Мысли кидались по сторонам, как мой пёс Чарли, когда его переполняет хорошее настроение, требующее игр со мной. Поляки — платят уже. Только вспомни, что им надо, и я был уверен, что заплатят и больше.
Швейцарцы, похоже, готовы всех своих коровок Milk для производства молочного шоколада согнать с утопающих в зелени ухоженных лужаек Альп на бескрайние и столь же бесхозные степи Украины.
Наум для стимулирования моих воспоминаний, ссылаясь на своё руководство, гарантирует чуть ли не моментальное гражданство (чего и у него самого пока нет), зарплату не менее пяти штук в месяц, ещё какой-то бонус чисто за полускоростной вихрь.
А тут ещё Владька.
Пора, мол, остепениться. Есть вариант — пойти по его стопам. Работа без беготни, взрывов, задержаний, взломов сейфов, освобождения заложников. Всего этого мне не предлагают. И, слава богу — не люблю я этой суеты. Предлагают работать головой. Мол, Семёныч утверждает, что у меня есть какой-то дар, особые возможности. Собственно говоря, я сам знаю, что не дурак. Но не всегда это отмечали окружающие. А тут — даже приятно — признали практически официально. Работать предлагают в каком-то специальном, можно сказать, зашифрованном подразделении. И чем заниматься? Ни много, ни мало — раскрытием скрытых возможностей человека. Так, во всяком случае, я понял для себя мудрёную речь Владьки.

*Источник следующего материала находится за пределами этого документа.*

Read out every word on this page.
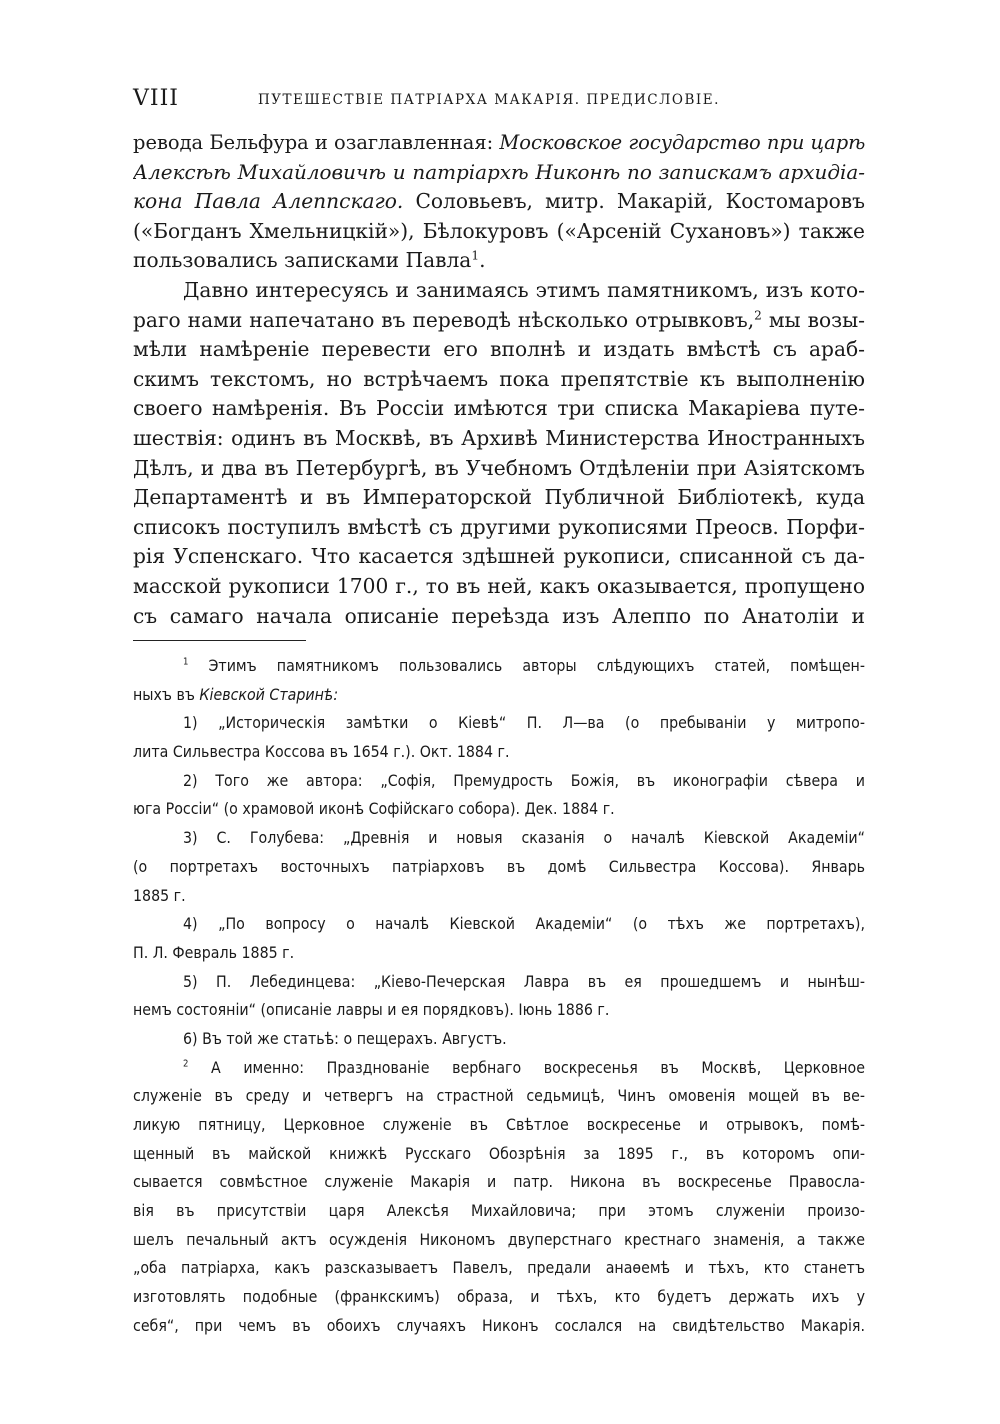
VIII	ПУТЕШЕСТВІЕ ПАТРІАРХА МАКАРІЯ. ПРЕДИСЛОВІЕ.
ревода Бельфура и озаглавленная: Московское государство при царѣ
Алексѣѣ Михайловичѣ и патріархѣ Никонѣ по запискамъ архидіа-
кона Павла Алеппскаго. Соловьевъ, митр. Макарій, Костомаровъ
(«Богданъ Хмельницкій»), Бѣлокуровъ («Арсеній Сухановъ») также
пользовались записками Павла$^1$.
Давно интересуясь и занимаясь этимъ памятникомъ, изъ кото-
раго нами напечатано въ переводѣ нѣсколько отрывковъ,$^2$ мы возы-
мѣли намѣреніе перевести его вполнѣ и издать вмѣстѣ съ араб-
скимъ текстомъ, но встрѣчаемъ пока препятствіе къ выполненію
своего намѣренія. Въ Россіи имѣются три списка Макаріева путе-
шествія: одинъ въ Москвѣ, въ Архивѣ Министерства Иностранныхъ
Дѣлъ, и два въ Петербургѣ, въ Учебномъ Отдѣленіи при Азіятскомъ
Департаментѣ и въ Императорской Публичной Библіотекѣ, куда
списокъ поступилъ вмѣстѣ съ другими рукописями Преосв. Порфи-
рія Успенскаго. Что касается здѣшней рукописи, списанной съ да-
масской рукописи 1700 г., то въ ней, какъ оказывается, пропущено
съ самаго начала описаніе переѣзда изъ Алеппо по Анатоліи и
$^1$ Этимъ памятникомъ пользовались авторы слѣдующихъ статей, помѣщен-
ныхъ въ Кіевской Старинѣ:
1) „Историческія замѣтки о Кіевѣ“ П. Л—ва (о пребываніи у митропо-
лита Сильвестра Коссова въ 1654 г.). Окт. 1884 г.
2) Того же автора: „Софія, Премудрость Божія, въ иконографіи сѣвера и
юга Россіи“ (о храмовой иконѣ Софійскаго собора). Дек. 1884 г.
3) С. Голубева: „Древнія и новыя сказанія о началѣ Кіевской Академіи“
(о портретахъ восточныхъ патріарховъ въ домѣ Сильвестра Коссова). Январь
1885 г.
4) „По вопросу о началѣ Кіевской Академіи“ (о тѣхъ же портретахъ),
П. Л. Февраль 1885 г.
5) П. Лебединцева: „Кіево-Печерская Лавра въ ея прошедшемъ и нынѣш-
немъ состояніи“ (описаніе лавры и ея порядковъ). Іюнь 1886 г.
6) Въ той же статьѣ: о пещерахъ. Августъ.
$^2$ А именно: Празднованіе вербнаго воскресенья въ Москвѣ, Церковное
служеніе въ среду и четвергъ на страстной седьмицѣ, Чинъ омовенія мощей въ ве-
ликую пятницу, Церковное служеніе въ Свѣтлое воскресенье и отрывокъ, помѣ-
щенный въ майской книжкѣ Русскаго Обозрѣнія за 1895 г., въ которомъ опи-
сывается совмѣстное служеніе Макарія и патр. Никона въ воскресенье Правосла-
вія въ присутствіи царя Алексѣя Михайловича; при этомъ служеніи произо-
шелъ печальный актъ осужденія Никономъ двуперстнаго крестнаго знаменія, а также
„оба патріарха, какъ разсказываетъ Павелъ, предали анаѳемѣ и тѣхъ, кто станетъ
изготовлять подобные (франкскимъ) образа, и тѣхъ, кто будетъ держать ихъ у
себя“, при чемъ въ обоихъ случаяхъ Никонъ сослался на свидѣтельство Макарія.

Зарплату предлагали не ахти какую — соразмерную с моим заработком на майорике. Но я уже испытал на своей шкуре, что такое предпринимательство. Оскальпированный, обнажённый, нервный клубок на семи ветрах, истязаемый каждым проходящим мимо, либо в фуражке и погонах, либо с какой-то значимой корочкой. Короче — сплошная неуверенность в завтрашнем дне. И пусть мне хоть кто-то докажет нечто обратное этому. А здесь предполагается приличная государственная служба, опять же — льготы, пенсия. Это важно.
Правда, формы, говорят, не будет, и о том, что я у них работаю, будет осведомлено очень ограниченное количество лиц, в число которых моя семья не входит. Для семьи и родственников подготавливается и обеспечивается «легенда» о том, что я иду на службу в сектор (состоящий из одного меня) экологии коммунальных отходов горисполкома.

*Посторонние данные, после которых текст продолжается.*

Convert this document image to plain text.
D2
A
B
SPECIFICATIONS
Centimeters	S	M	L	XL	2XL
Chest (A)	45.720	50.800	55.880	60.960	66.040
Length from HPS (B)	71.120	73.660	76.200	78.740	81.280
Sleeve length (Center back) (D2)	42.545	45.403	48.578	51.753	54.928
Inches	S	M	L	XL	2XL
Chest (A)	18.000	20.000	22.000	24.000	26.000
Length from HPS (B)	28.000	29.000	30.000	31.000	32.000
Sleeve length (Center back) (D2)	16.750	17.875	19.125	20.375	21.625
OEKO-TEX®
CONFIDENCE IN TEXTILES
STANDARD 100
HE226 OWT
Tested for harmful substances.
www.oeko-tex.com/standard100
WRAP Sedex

Может и прав Владька — пора мне как-то остепениться. Предложения из-за границы — они хороши, но, наверное, не для меня. Уж больно домашний я человек. С бизнесом потихоньку Люська, надеюсь, и сама справится. Вон и сын подрастает — пусть практикуется, помогает.
Не скажу, что я всю жизнь мечтал стать чекистом. Скорее, течение жизни несло меня совершенно в другую сторону. Но, видно, пришло время и «обратной стороне», обогнув земной шар, непредвиденно слиться именно с этим руслом, в которое я попал. Всё же, когда-то я осознанно и целеустремлённо занимался исследовательской работой. Здесь предлагают заняться именно какими-то исследованиями, да ещё, оказывается, к которым у меня есть скрытые способности. Может, это и моё.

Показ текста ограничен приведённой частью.